法人が加入しておくべき賠償責任保険とは?

法人が抱える賠償責任に対するリスクとは、他人の身体や財産などに損害を与え法律上の損害賠償責任を負うことによって被る損害のことを言います。

賠償責任保険は被保険者が偶然な事故で第三者に損害を与えた際に法律上の損害賠償責任を負った損害をカバーするための保険です。

まずは賠償責任を負うことになるリスクにはどのようなものがあるかを理解しておきましょう。

使用者が負うことになる責任

従業員が勤務中に第三者に損害を与えた場合、使用者がその賠償責任を負いますが、使用者が充分に注意義務を果たしていた場合に従業員の不法行為によるものの場合には、使用者が従業員に対して賠償責任を追求することになります。

注文者が抱える責任

仕事の注文者は請負人と雇用関係にありませんので使用者責任は発生しませんが、注文に過失がある場合には請負人の第三者に対する賠償責任を負うことになります。

土地工作物に対する責任

土地の工作物の設置もしくは保存に瑕疵があることが原因で、第三者に損害を与えた場合には占有者が被害者に対して賠償責任を負うことになります。
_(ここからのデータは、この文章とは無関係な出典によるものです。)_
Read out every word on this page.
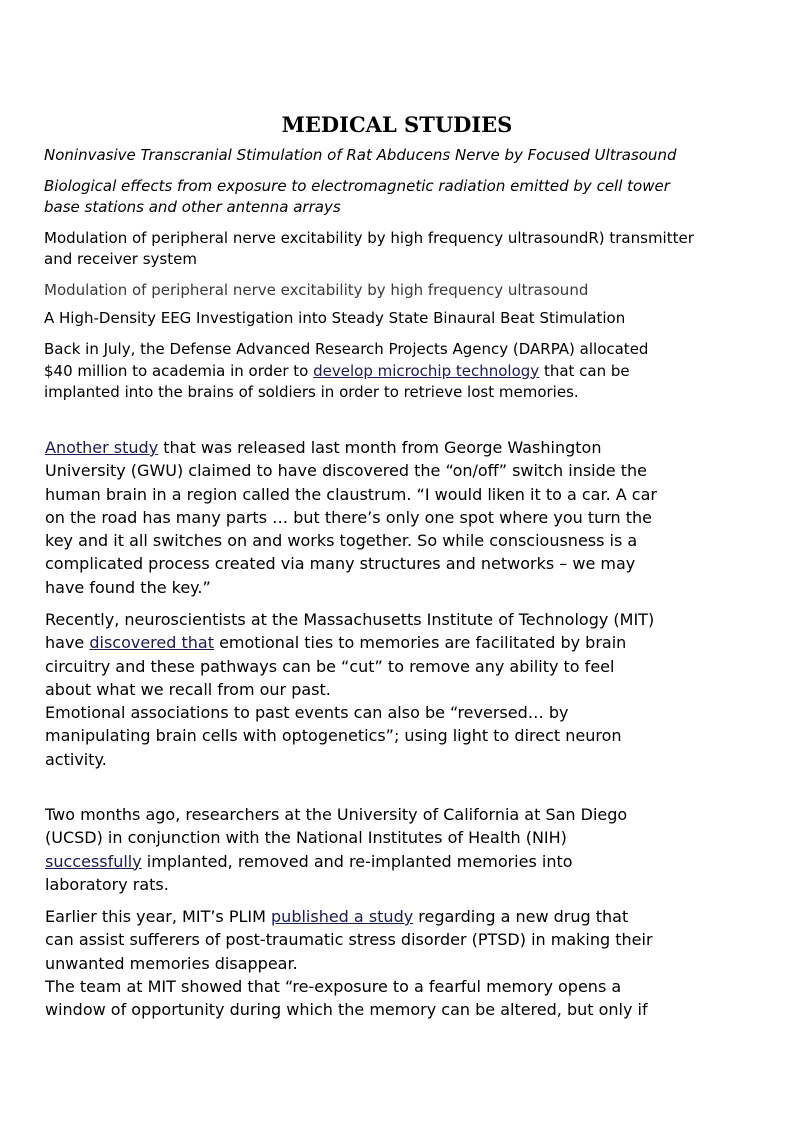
MEDICAL STUDIES

Noninvasive Transcranial Stimulation of Rat Abducens Nerve by Focused Ultrasound

Biological effects from exposure to electromagnetic radiation emitted by cell tower
base stations and other antenna arrays

Modulation of peripheral nerve excitability by high frequency ultrasoundR) transmitter
and receiver system

Modulation of peripheral nerve excitability by high frequency ultrasound

A High-Density EEG Investigation into Steady State Binaural Beat Stimulation

Back in July, the Defense Advanced Research Projects Agency (DARPA) allocated
$40 million to academia in order to develop microchip technology that can be
implanted into the brains of soldiers in order to retrieve lost memories.

Another study that was released last month from George Washington
University (GWU) claimed to have discovered the “on/off” switch inside the
human brain in a region called the claustrum. “I would liken it to a car. A car
on the road has many parts … but there’s only one spot where you turn the
key and it all switches on and works together. So while consciousness is a
complicated process created via many structures and networks – we may
have found the key.”

Recently, neuroscientists at the Massachusetts Institute of Technology (MIT)
have discovered that emotional ties to memories are facilitated by brain
circuitry and these pathways can be “cut” to remove any ability to feel
about what we recall from our past.
Emotional associations to past events can also be “reversed… by
manipulating brain cells with optogenetics”; using light to direct neuron
activity.

Two months ago, researchers at the University of California at San Diego
(UCSD) in conjunction with the National Institutes of Health (NIH)
successfully implanted, removed and re-implanted memories into
laboratory rats.

Earlier this year, MIT’s PLIM published a study regarding a new drug that
can assist sufferers of post-traumatic stress disorder (PTSD) in making their
unwanted memories disappear.
The team at MIT showed that “re-exposure to a fearful memory opens a
window of opportunity during which the memory can be altered, but only if
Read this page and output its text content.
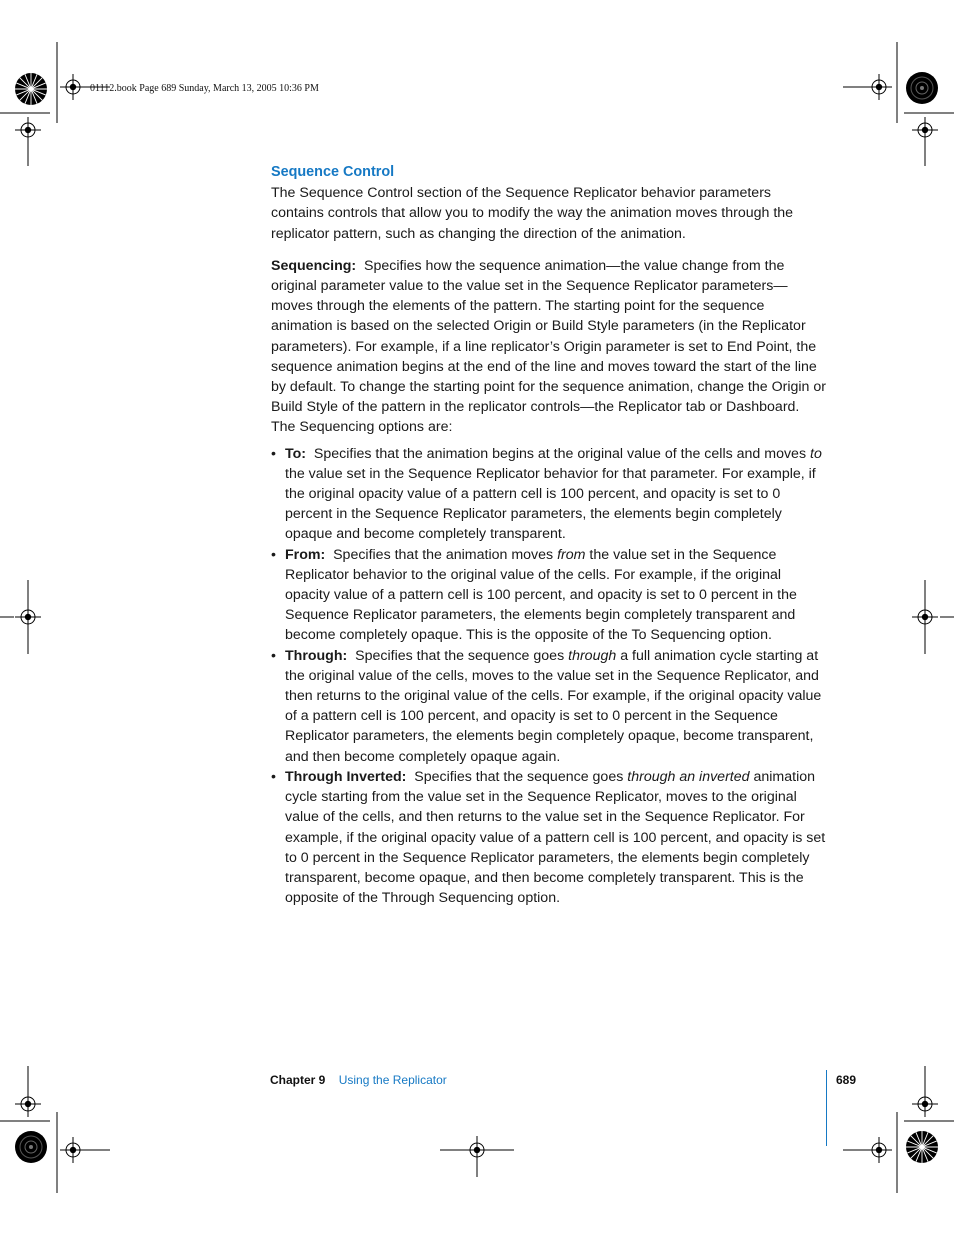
01112.book Page 689 Sunday, March 13, 2005 10:36 PM
Sequence Control

The Sequence Control section of the Sequence Replicator behavior parameters contains controls that allow you to modify the way the animation moves through the replicator pattern, such as changing the direction of the animation.

Sequencing: Specifies how the sequence animation—the value change from the original parameter value to the value set in the Sequence Replicator parameters—moves through the elements of the pattern. The starting point for the sequence animation is based on the selected Origin or Build Style parameters (in the Replicator parameters). For example, if a line replicator’s Origin parameter is set to End Point, the sequence animation begins at the end of the line and moves toward the start of the line by default. To change the starting point for the sequence animation, change the Origin or Build Style of the pattern in the replicator controls—the Replicator tab or Dashboard. The Sequencing options are:

• To: Specifies that the animation begins at the original value of the cells and moves to the value set in the Sequence Replicator behavior for that parameter. For example, if the original opacity value of a pattern cell is 100 percent, and opacity is set to 0 percent in the Sequence Replicator parameters, the elements begin completely opaque and become completely transparent.
• From: Specifies that the animation moves from the value set in the Sequence Replicator behavior to the original value of the cells. For example, if the original opacity value of a pattern cell is 100 percent, and opacity is set to 0 percent in the Sequence Replicator parameters, the elements begin completely transparent and become completely opaque. This is the opposite of the To Sequencing option.
• Through: Specifies that the sequence goes through a full animation cycle starting at the original value of the cells, moves to the value set in the Sequence Replicator, and then returns to the original value of the cells. For example, if the original opacity value of a pattern cell is 100 percent, and opacity is set to 0 percent in the Sequence Replicator parameters, the elements begin completely opaque, become transparent, and then become completely opaque again.
• Through Inverted: Specifies that the sequence goes through an inverted animation cycle starting from the value set in the Sequence Replicator, moves to the original value of the cells, and then returns to the value set in the Sequence Replicator. For example, if the original opacity value of a pattern cell is 100 percent, and opacity is set to 0 percent in the Sequence Replicator parameters, the elements begin completely transparent, become opaque, and then become completely transparent. This is the opposite of the Through Sequencing option.
Chapter 9 Using the Replicator	689
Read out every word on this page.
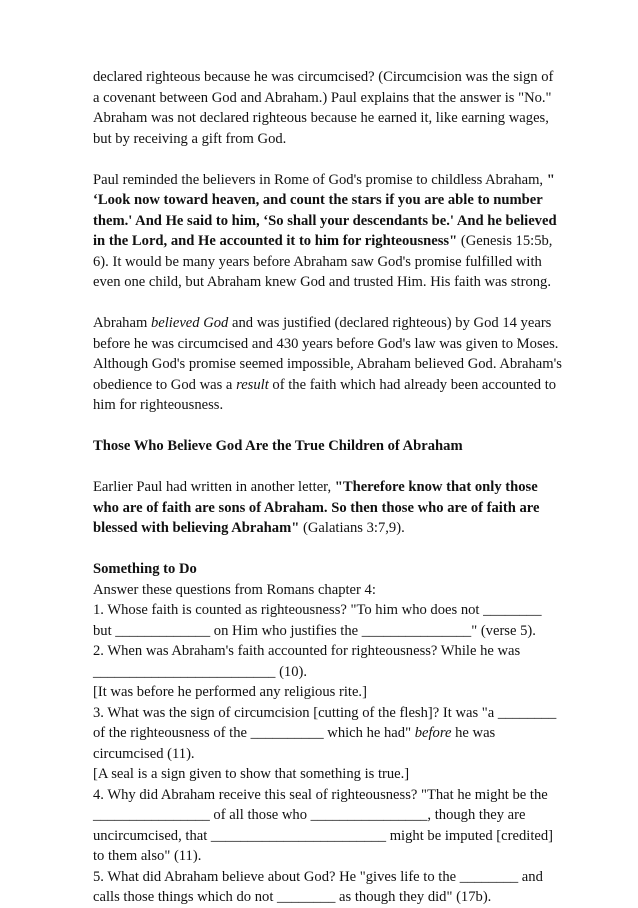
declared righteous because he was circumcised? (Circumcision was the sign of a covenant between God and Abraham.) Paul explains that the answer is "No." Abraham was not declared righteous because he earned it, like earning wages, but by receiving a gift from God.

Paul reminded the believers in Rome of God's promise to childless Abraham, " ‘Look now toward heaven, and count the stars if you are able to number them.' And He said to him, ‘So shall your descendants be.' And he believed in the Lord, and He accounted it to him for righteousness" (Genesis 15:5b, 6). It would be many years before Abraham saw God's promise fulfilled with even one child, but Abraham knew God and trusted Him. His faith was strong.

Abraham believed God and was justified (declared righteous) by God 14 years before he was circumcised and 430 years before God's law was given to Moses. Although God's promise seemed impossible, Abraham believed God. Abraham's obedience to God was a result of the faith which had already been accounted to him for righteousness.

Those Who Believe God Are the True Children of Abraham

Earlier Paul had written in another letter, "Therefore know that only those who are of faith are sons of Abraham. So then those who are of faith are blessed with believing Abraham" (Galatians 3:7,9).

Something to Do

Answer these questions from Romans chapter 4:

1. Whose faith is counted as righteousness? "To him who does not ________ but _____________ on Him who justifies the _______________" (verse 5).

2. When was Abraham's faith accounted for righteousness? While he was _________________________ (10).

[It was before he performed any religious rite.]

3. What was the sign of circumcision [cutting of the flesh]? It was "a ________ of the righteousness of the __________ which he had" before he was circumcised (11).

[A seal is a sign given to show that something is true.]

4. Why did Abraham receive this seal of righteousness? "That he might be the ________________ of all those who ________________, though they are uncircumcised, that ________________________ might be imputed [credited] to them also" (11).

5. What did Abraham believe about God? He "gives life to the ________ and calls those things which do not ________ as though they did" (17b).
占有者に過失がなく注意義務も果たしているといったケースでは、今度は所有者が被害者に対して賠償責任を負うことになります。

動物占有者の責任

ペットや家畜など、動物が第三者に損害を与えた場合では動物の管理者が責任を負うことになります。

製造者の責任

製品に欠陥があった場合には、欠陥を要件とする無過失責任原則に基づいて、被害者が過失を立証するだけで製造者は賠償責任を負わなければなりません。

これはPL法が施行されたことによるもので、被害者の権利として次の3つの証明がされれば製造者は過失の有無に関係なく損害賠償責任を負うことになります。

・損害の発生の証明
・製品の欠陥の証明
・損害発生と製品欠陥の因果関係の証明

PL法については、アジア各地でも施行されていますので世界各国で欠陥責任の追求を行う権利が充たされている状態であると言えるでしょう。

法人が加入しておくべき賠償責任保険とは?

賠償責任保険は損害賠償責任をカバーするための保険ですが、賠償責任の分類ごとに様々な種類に分けられています。

例えば施設の所有や使用、管理に起因する損害賠償などを補填する施設賠償責任保険や、請負工事や点検業務などの遂行に起因する損害賠償を補填する請負業者賠償責任保険、向上で生産や組み立てなど生産活動の結果などに起因する損害賠償責任をカバーする生産物賠償責任保険などがあります。

他にも受託者賠償責任保険、使用者賠償責任保険、会社役員賠償責任保険、個人情報漏えい保険など色々な種類の賠償責任保険が存在します。

まずは法人がどのようなリスクを抱え、何について備えておく必要があるかを確認し、もしもの事態のために加入しておくようにしましょう。